Son équipe a conduit une enquête pendant plus d'un an sur une société de conseil de 600 employés qui avait massivement adopté des outils d'intelligence artificielle afin d'attribuer des missions aux employés les plus qualifiés. La machine devait analyser les activités et les communications des salariés pour déterminer une cartographie des compétences. Sauf que les employés ont progressivement adapté leur comportement afin de fournir à l'IA des informations non pas sur leurs compétences réelles mais sur celles susceptibles de leur bénéficier sur le futur. Des informations non pertinentes sur leurs réelles capacités.

L'IA est ainsi devenue de plus en plus imprécise dans ses résultats, note l'étude, alimentant un cercle vicieux où les utilisateurs ont commencé à perdre confiance en ses capacités.

L'autre explication avancée est que les entreprises qui adoptent vraiment ces technologies ne licencient pas de salariés. Les quelques exemples sont très médiatisés mais dans les faits ces cas demeurent très rares. Quand les entreprises ne font pas carrément machine arrière, comme le suédois Klarna.

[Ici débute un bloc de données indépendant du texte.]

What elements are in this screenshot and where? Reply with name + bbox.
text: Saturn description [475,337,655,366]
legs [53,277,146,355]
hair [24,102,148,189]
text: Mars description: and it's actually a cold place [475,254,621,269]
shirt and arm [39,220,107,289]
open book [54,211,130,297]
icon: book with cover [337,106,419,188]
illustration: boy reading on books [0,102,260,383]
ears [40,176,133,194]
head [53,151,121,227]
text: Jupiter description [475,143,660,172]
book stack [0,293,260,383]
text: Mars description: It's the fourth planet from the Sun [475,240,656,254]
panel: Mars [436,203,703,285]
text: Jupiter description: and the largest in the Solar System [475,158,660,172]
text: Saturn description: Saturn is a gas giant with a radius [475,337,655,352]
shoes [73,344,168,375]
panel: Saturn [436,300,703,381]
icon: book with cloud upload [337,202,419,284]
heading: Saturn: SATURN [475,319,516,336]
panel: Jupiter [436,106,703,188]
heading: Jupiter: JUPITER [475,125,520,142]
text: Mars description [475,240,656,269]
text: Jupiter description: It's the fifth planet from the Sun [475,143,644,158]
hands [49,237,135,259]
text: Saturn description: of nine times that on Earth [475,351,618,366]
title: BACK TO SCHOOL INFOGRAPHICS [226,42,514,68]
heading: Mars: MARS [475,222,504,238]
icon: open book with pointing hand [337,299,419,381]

Les technologies d'IA sont le plus souvent des outils supplémentaires fournis aux collaborateurs afin d'améliorer leur rapidité d'exécution et in fine leur productivité. Autrement dit, l'IA est aujourd'hui un copilote (comme le très juste nom donné par Microsoft à son assistant) qui améliore les performances de ceux qui savent en tirer profit.

"L'IA ne vous prendra pas votre travail, résume Scott Galloway, professeur américain de marketing dans son podcast Pivot. Mais c'est celui qui sait l'utiliser qui finira peut-être par vous le prendre."